By default both modes and groups are inherited from pysysdirconfig.xml files in parent directories, but inheriting can be disabled in an individual descriptor by providing an explicit list of modes, in case you have a few tests that only make sense in one mode. Alternatively, you could allow the tests to exist in all modes but call self.skipTest <BaseTest.skipTest> at the start of the test BaseTest.execute method if the test cannot execute in the current mode.

See the Sample pysysdirconfig.xml for a full example of a directory configuration file.

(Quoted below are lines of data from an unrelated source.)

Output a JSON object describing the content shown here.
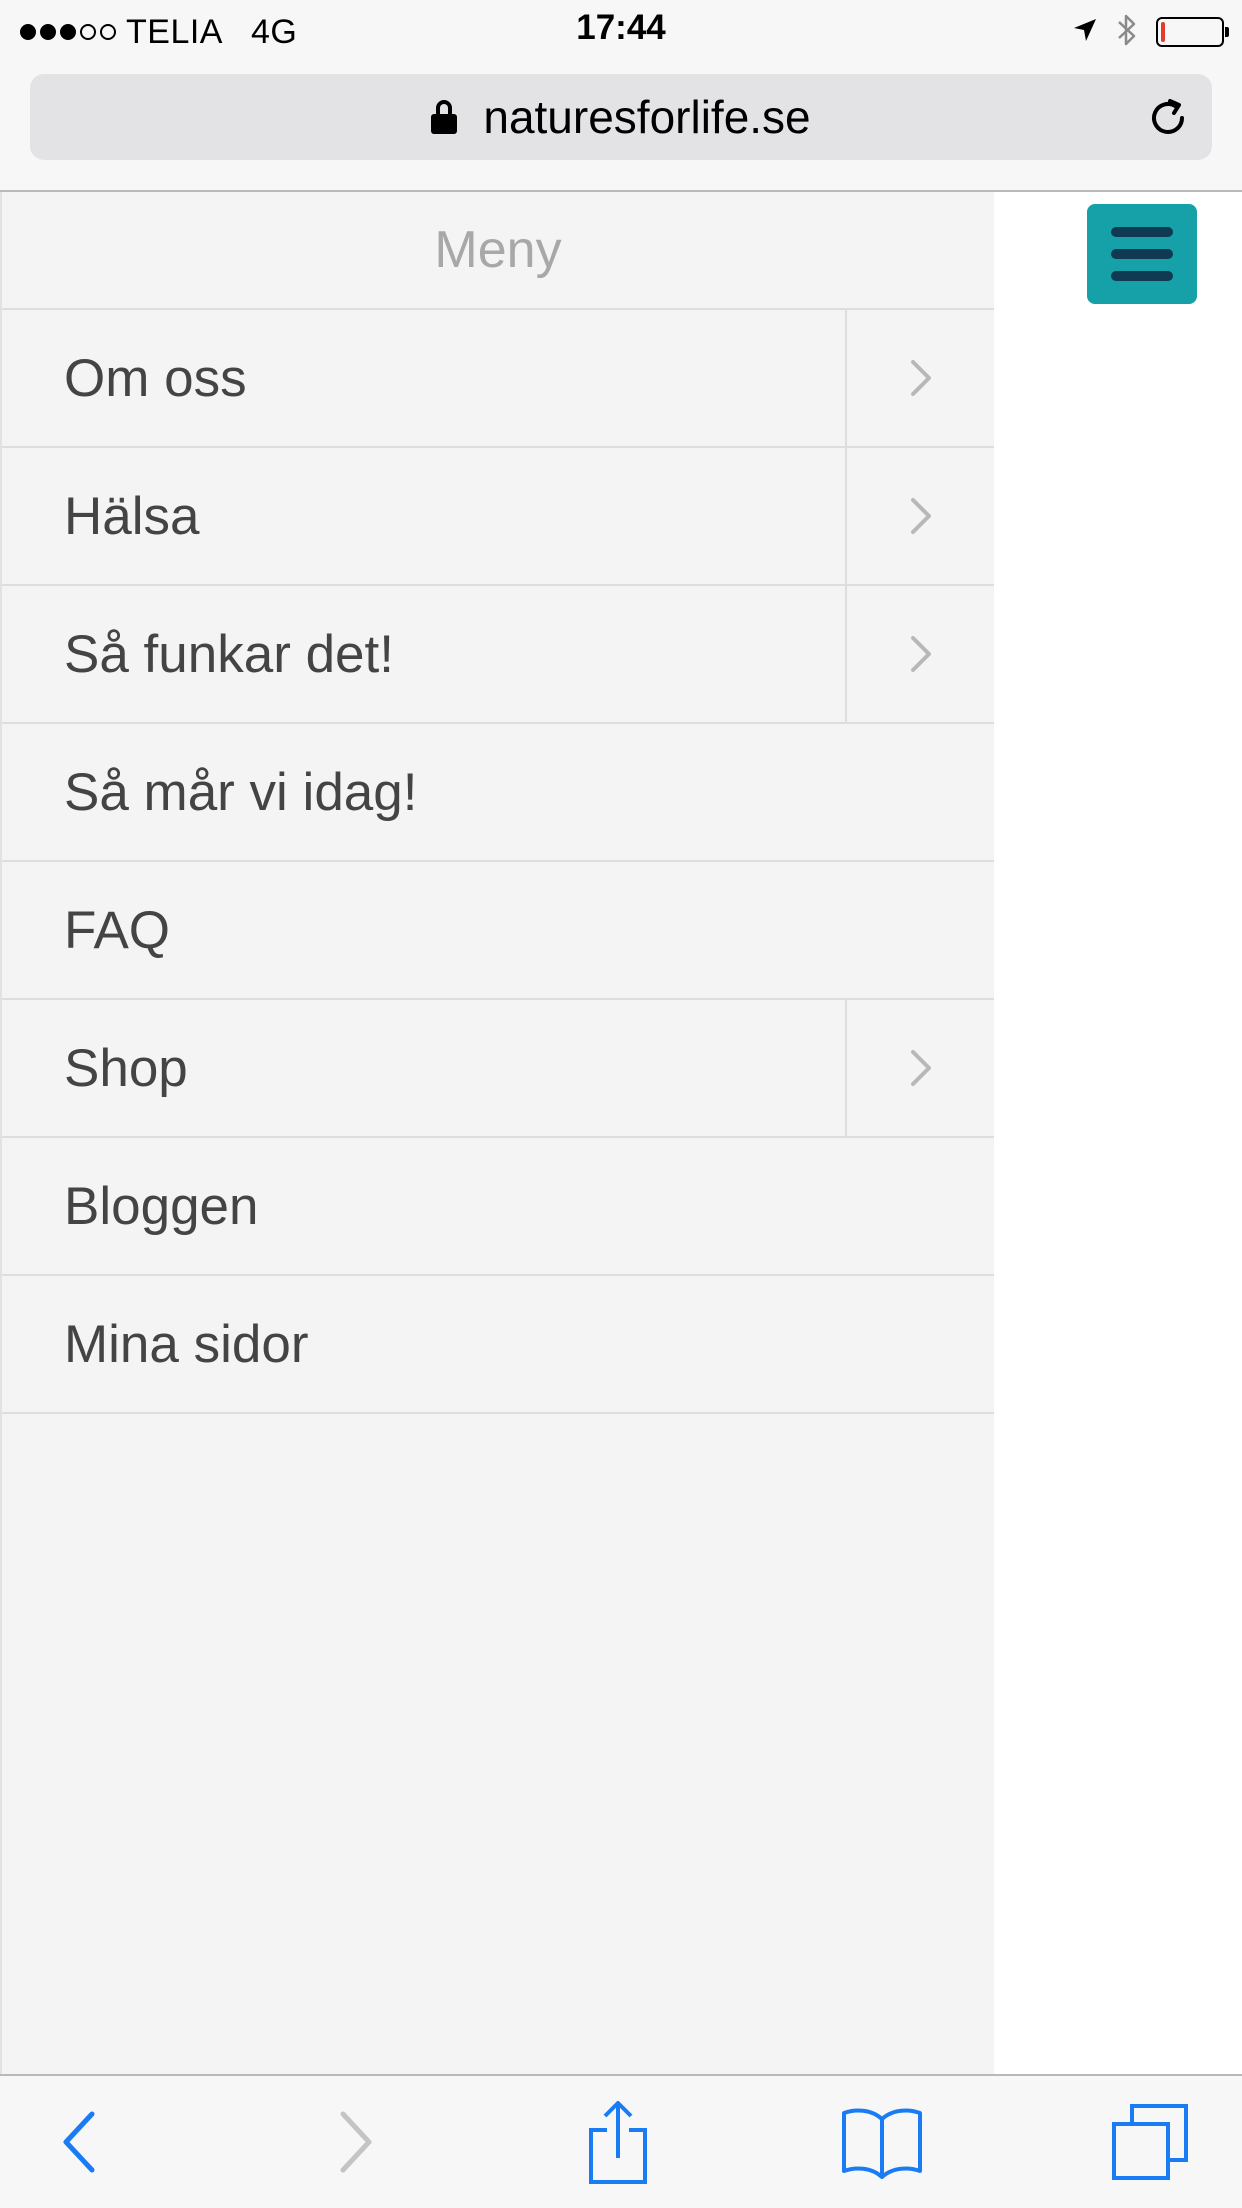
{
  "status_bar": {
    "carrier": "TELIA",
    "network": "4G",
    "time": "17:44",
    "signal_bars_filled": 3,
    "signal_bars_total": 5,
    "battery_level": 0.05,
    "icons": [
      "location-icon",
      "bluetooth-icon",
      "battery-icon"
    ]
  },
  "address_bar": {
    "url": "naturesforlife.se",
    "secure": true
  },
  "menu": {
    "title": "Meny",
    "items": [
      {
        "label": "Om oss",
        "has_submenu": true
      },
      {
        "label": "Hälsa",
        "has_submenu": true
      },
      {
        "label": "Så funkar det!",
        "has_submenu": true
      },
      {
        "label": "Så mår vi idag!",
        "has_submenu": false
      },
      {
        "label": "FAQ",
        "has_submenu": false
      },
      {
        "label": "Shop",
        "has_submenu": true
      },
      {
        "label": "Bloggen",
        "has_submenu": false
      },
      {
        "label": "Mina sidor",
        "has_submenu": false
      }
    ]
  },
  "toolbar": {
    "buttons": [
      "back-icon",
      "forward-icon",
      "share-icon",
      "bookmarks-icon",
      "tabs-icon"
    ]
  },
  "colors": {
    "accent": "#16a0a8",
    "toggle_bars": "#0f3a52",
    "ios_blue": "#1a7cf5",
    "menu_bg": "#f4f4f4",
    "menu_text": "#444444",
    "menu_title": "#a8a8a8"
  }
}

Controlling execution order

In large projects where the test run takes several hours or days, you may wish to control the order that PySys executes different groups of tests - or tests with different modes, to maximize the chance of finding out quickly if something has gone wrong, and perhaps to prioritize running fast unit and correctness tests before commencing on longer running performance or soak tests.

By default, PySys runs tests based on the sorting them by the full path of the pysystest.* files. If you have tests with multiple modes, PySys will run all tests in their primary modes first, then any/all tests which list a second mode, followed by 3rd, 4th, etc.

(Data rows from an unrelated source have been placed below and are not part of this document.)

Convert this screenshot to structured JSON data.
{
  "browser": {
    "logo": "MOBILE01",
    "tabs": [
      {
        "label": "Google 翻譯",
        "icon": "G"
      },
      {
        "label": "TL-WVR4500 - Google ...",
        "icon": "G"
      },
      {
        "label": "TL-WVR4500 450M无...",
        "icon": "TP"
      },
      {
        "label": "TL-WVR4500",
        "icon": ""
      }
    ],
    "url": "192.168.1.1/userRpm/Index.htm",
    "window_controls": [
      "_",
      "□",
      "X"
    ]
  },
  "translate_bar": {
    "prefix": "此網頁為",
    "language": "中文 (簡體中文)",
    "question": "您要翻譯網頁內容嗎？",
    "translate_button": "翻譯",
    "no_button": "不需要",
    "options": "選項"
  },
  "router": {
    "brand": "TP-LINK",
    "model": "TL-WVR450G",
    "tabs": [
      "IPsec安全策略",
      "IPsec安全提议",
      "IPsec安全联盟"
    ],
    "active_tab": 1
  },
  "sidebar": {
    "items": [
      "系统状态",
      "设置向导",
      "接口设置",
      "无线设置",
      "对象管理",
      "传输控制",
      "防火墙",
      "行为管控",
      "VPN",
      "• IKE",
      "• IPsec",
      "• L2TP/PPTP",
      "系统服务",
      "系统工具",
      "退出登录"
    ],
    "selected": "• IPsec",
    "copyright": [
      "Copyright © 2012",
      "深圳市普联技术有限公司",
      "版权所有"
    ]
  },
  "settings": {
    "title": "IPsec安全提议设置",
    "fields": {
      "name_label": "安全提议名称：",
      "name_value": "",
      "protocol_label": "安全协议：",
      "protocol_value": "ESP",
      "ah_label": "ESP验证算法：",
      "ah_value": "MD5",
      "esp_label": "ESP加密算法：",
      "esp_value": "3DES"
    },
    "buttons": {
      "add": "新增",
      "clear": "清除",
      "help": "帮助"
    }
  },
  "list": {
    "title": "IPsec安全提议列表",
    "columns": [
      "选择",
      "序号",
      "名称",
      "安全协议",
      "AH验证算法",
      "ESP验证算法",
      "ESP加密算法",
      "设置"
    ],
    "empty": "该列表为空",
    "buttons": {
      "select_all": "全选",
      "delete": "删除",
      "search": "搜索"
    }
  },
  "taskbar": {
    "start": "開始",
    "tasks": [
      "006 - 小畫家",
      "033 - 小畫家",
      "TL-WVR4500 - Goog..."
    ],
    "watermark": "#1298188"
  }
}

All of this can be customized using the concept of an execution order hint. Every test descriptor is assigned an execution order hint, which is a positive or negative floating point number which defaults to 0.0, and is used to sort the descriptors before execution. Higher execution order hints mean later execution. If two tests have the same hint, PySys falls back on using the path of the pysystest.* file to determine a canonical order.

The hint for each test is generated by adding together hint components from the following:

  • A test-specific hint from the pysystest.* file’s __pysys_execution_order_hint__ = `` or ``<execution-order hint="..."/>. If the hint is not specified (the default), the test inherits any hint specified in a pysysdirconfig.xml file in an ancestor folder, or 0.0 if there aren’t any. Note that hints from pysysdirconfig.xml files are not added together; instead, the most specific wins.

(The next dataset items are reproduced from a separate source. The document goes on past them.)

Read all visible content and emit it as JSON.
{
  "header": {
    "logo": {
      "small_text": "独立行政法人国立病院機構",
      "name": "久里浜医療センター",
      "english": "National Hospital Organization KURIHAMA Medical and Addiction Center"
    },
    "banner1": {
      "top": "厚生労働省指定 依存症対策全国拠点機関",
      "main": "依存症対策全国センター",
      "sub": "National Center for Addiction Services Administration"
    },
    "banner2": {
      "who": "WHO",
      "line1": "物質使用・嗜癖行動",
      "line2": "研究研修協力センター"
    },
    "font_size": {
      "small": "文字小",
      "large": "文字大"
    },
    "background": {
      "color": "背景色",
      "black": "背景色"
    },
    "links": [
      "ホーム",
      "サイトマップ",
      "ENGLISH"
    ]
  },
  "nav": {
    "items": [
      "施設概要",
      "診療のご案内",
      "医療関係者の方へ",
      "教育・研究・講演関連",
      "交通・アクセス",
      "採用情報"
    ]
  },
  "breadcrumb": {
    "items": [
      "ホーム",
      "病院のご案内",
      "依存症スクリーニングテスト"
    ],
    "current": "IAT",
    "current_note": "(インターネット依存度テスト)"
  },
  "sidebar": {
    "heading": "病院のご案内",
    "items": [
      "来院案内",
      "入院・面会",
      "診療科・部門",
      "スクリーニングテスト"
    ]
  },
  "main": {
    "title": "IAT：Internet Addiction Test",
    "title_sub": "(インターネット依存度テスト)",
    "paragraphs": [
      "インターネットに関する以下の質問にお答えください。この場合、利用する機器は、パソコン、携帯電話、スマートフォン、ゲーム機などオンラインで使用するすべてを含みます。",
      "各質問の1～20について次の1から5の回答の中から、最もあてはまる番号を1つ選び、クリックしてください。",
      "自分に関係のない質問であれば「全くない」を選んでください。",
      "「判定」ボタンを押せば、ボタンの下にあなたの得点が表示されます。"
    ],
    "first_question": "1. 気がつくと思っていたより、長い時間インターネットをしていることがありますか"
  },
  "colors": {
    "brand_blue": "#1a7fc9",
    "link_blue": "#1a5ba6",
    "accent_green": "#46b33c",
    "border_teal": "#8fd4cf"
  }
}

  • All <execution-order> elements in the project configuration file which match the mode and/or group of the test. The project configuration is the place to put mode-specific execution order hints, such as putting a particular database or web browser mode earlier/later. See the sample Project Configuration file for details.

  • For multi-mode tests, the secondaryModesHintDelta specified in the project configuration (unless it’s set to zero), multiplied by a number indicating which mode this is. If a test had 3 modes Mode1, Mode2 and Mode3 then the primary mode(s) (Mode1) would get no additional hint, Mode2 would get secondaryModesHintDelta added to its hint and Mode3 would get 2 x secondaryModesHintDelta added to its hint. This is the mechanism PySys uses to ensure all tests run first in their primary modes before any tests run in their secondary modes. Usually the default value of secondaryModesHintDelta = +100.0 is useful and avoids the need for too much mode-specific hint configuration (see above). However if you prefer to turn it off to have more manual control - or you prefer each test to run in all modes before moving on to the next test - then simply set secondaryModesHintDelta to 0.

For really advanced cases, you can programmatically set the executionOrderHint on each descriptor by providing a custom pysys.config.descriptor.DescriptorLoader or in the constructor of a custom pysys.baserunner.BaseRunner class or plugin.